- Chen Guixian1*
- DOI: 10.5281/zenodo.21237088
- Global Academic and Scientific Journal of Multidisciplinary Studies (GASJMS)
Under the dual carbon goals, carbon capture, utilization and storage combined with enhanced oil recovery (CCUS-EOR) has become an important pathway for petroleum enterprises to coordinate oilfield development and emission reduction. However, the economic feasibility of oilfield CCUS-EOR projects is affected by high capital expenditure, long operation cycles, uncertain oil and carbon prices, CO2 supply costs, transportation distance, reservoir adaptability and monitoring rules.

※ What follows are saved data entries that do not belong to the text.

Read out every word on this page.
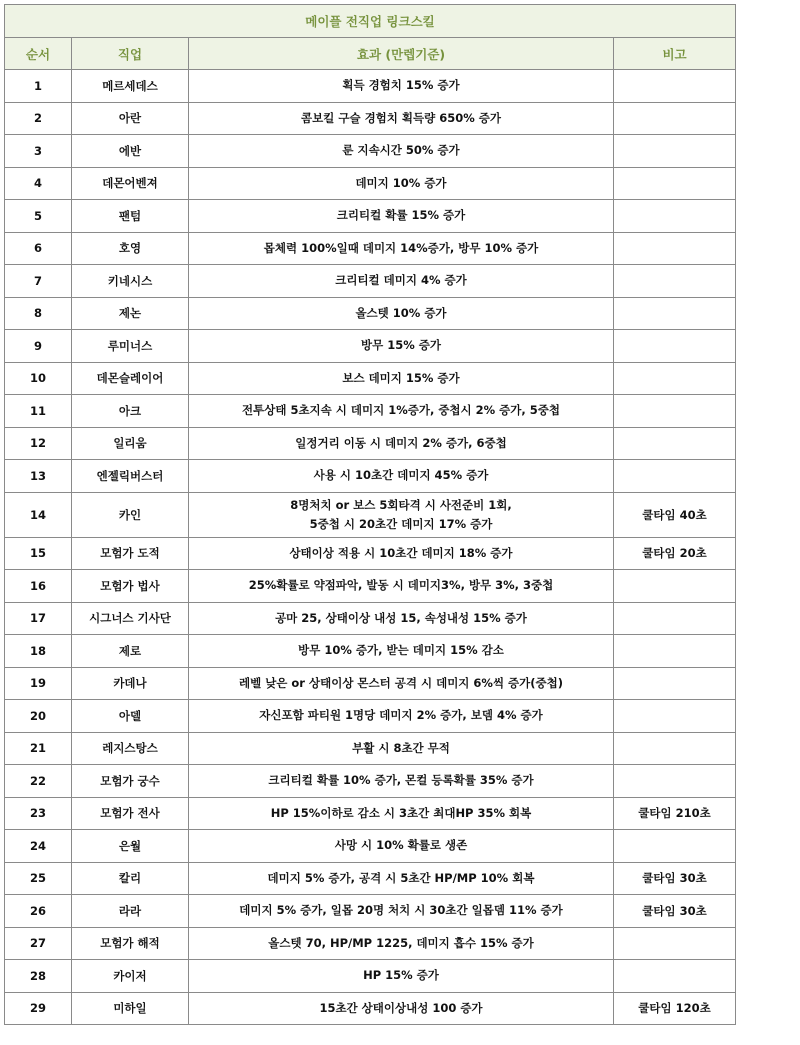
메이플 전직업 링크스킬			
순서	직업	효과 (만렙기준)	비고
1	메르세데스	획득 경험치 15% 증가	

2	아란	콤보킬 구슬 경험치 획득량 650% 증가	

3	에반	룬 지속시간 50% 증가	

4	데몬어벤져	데미지 10% 증가	

5	팬텀	크리티컬 확률 15% 증가	

6	호영	몹체력 100%일때 데미지 14%증가, 방무 10% 증가	

7	키네시스	크리티컬 데미지 4% 증가	

8	제논	올스텟 10% 증가	

9	루미너스	방무 15% 증가	

10	데몬슬레이어	보스 데미지 15% 증가	

11	아크	전투상태 5초지속 시 데미지 1%증가, 중첩시 2% 증가, 5중첩	

12	일리움	일정거리 이동 시 데미지 2% 증가, 6중첩	

13	엔젤릭버스터	사용 시 10초간 데미지 45% 증가	

14	카인	8명처치 or 보스 5회타격 시 사전준비 1회,
5중첩 시 20초간 데미지 17% 증가	쿨타임 40초
15	모험가 도적	상태이상 적용 시 10초간 데미지 18% 증가	쿨타임 20초
16	모험가 법사	25%확률로 약점파악, 발동 시 데미지3%, 방무 3%, 3중첩	

17	시그너스 기사단	공마 25, 상태이상 내성 15, 속성내성 15% 증가	

18	제로	방무 10% 증가, 받는 데미지 15% 감소	

19	카데나	레벨 낮은 or 상태이상 몬스터 공격 시 데미지 6%씩 증가(중첩)	

20	아델	자신포함 파티원 1명당 데미지 2% 증가, 보뎀 4% 증가	

21	레지스탕스	부활 시 8초간 무적	

22	모험가 궁수	크리티컬 확률 10% 증가, 몬컬 등록확률 35% 증가	

23	모험가 전사	HP 15%이하로 감소 시 3초간 최대HP 35% 회복	쿨타임 210초
24	은월	사망 시 10% 확률로 생존	

25	칼리	데미지 5% 증가, 공격 시 5초간 HP/MP 10% 회복	쿨타임 30초
26	라라	데미지 5% 증가, 일몹 20명 처치 시 30초간 일몹뎀 11% 증가	쿨타임 30초
27	모험가 해적	올스텟 70, HP/MP 1225, 데미지 흡수 15% 증가	

28	카이저	HP 15% 증가	

29	미하일	15초간 상태이상내성 100 증가	쿨타임 120초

This paper analyzes the economic composition of CCUS-EOR projects from the perspectives of revenue, cost and risk, and identifies the main influencing factors from four dimensions: reservoir engineering, market price, cost investment and policy institution. It further discusses the applicability of discounted cash flow analysis, break-even analysis, sensitivity analysis and uncertainty analysis. The study finds that incremental oil revenue remains the main economic support for most projects, while carbon reduction revenue mainly plays a supplementary and incentive role at the current stage. Improving reservoir screening, source-sink matching, monitoring and verification, carbon market rules and dynamic investment decision-making can enhance project feasibility.